McDonald's is opening its first Hamburger University in Shanghai today, and the fast-food chain said it plans to double the number of franchises in China to 2,000 over the next three years.
Shares of McDonald's were up 31 cents to $67.38. The stock hit $67.49 earlier in the session, an all-time high, on the news.
China is the fastest-growing global market for McDonald's, and company executives expect sales to grow at a 10% annualized rate this year, much better than the modest 2% to 3% growth in the U.S. and flat sales in Europe.
McDonald's has been in China for 20 years, and it currently has more than 60,000 employees in more than 1,100 restaurants in mainland China.
The Hamburger University will not be a place where people only study burgers and fries, but rather a place where new managers can be trained.
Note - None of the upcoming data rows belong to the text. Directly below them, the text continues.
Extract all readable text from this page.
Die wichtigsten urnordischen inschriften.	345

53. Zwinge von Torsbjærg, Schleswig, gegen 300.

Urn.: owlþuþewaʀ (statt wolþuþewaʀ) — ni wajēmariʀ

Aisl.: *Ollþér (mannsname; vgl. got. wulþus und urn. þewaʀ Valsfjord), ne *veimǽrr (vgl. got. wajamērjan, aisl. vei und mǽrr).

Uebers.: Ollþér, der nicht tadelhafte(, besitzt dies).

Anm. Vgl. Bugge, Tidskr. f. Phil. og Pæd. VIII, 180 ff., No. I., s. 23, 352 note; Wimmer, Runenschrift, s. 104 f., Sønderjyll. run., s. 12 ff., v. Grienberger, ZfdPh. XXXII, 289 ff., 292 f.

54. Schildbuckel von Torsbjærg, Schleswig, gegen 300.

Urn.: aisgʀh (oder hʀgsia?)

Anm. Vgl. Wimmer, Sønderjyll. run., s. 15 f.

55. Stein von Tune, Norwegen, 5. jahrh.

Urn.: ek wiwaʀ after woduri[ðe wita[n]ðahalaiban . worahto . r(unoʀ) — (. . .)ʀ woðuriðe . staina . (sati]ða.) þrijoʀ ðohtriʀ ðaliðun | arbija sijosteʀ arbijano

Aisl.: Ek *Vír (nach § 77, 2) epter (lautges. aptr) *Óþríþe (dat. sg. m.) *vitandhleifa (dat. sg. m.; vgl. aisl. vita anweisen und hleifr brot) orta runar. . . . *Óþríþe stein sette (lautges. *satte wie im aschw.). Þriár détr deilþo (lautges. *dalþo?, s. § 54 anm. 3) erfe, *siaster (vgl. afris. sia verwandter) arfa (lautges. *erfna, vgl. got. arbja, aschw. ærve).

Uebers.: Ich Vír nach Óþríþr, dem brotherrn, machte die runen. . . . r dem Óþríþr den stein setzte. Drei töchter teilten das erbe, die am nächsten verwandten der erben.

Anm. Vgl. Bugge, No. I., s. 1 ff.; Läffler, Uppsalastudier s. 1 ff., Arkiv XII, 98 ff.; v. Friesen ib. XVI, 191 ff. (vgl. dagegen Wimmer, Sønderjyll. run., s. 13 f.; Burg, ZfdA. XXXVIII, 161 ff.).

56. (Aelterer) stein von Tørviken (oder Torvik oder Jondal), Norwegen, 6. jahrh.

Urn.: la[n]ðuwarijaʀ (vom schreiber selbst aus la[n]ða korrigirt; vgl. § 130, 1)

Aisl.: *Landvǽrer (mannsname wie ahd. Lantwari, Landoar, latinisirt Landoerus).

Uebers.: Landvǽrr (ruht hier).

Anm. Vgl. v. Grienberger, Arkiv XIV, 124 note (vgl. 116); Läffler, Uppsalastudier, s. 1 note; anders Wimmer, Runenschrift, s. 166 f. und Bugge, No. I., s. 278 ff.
McDonald's and dozens of other multinational companies have been working to develop local talent in overseas markets.
A survey of 202 multinational companies said they are changing strategies to adapt to rising costs and high employee turnover, according to The American Chamber of Commerce.
The Shanghai Hamburger University is the seventh such global outpost for McDonald's, and its goal is to have 5,000 graduates over the next five years. "We will do our best to be the Harvard for our industry," the school's dean, Susanna Li, told the U.K.'s Telegraph.
China's informal eating-out market is about $300 billion-a-year, said Tim Fenton, the company's president for Asia, Pacific, Middle East and Africa, according to The Associated Press.
"It's because of China's strategic importance to McDonald's that we have chosen to have our new Hamburger University in Shanghai," Fenton said. "We have to get ahead of the people curve."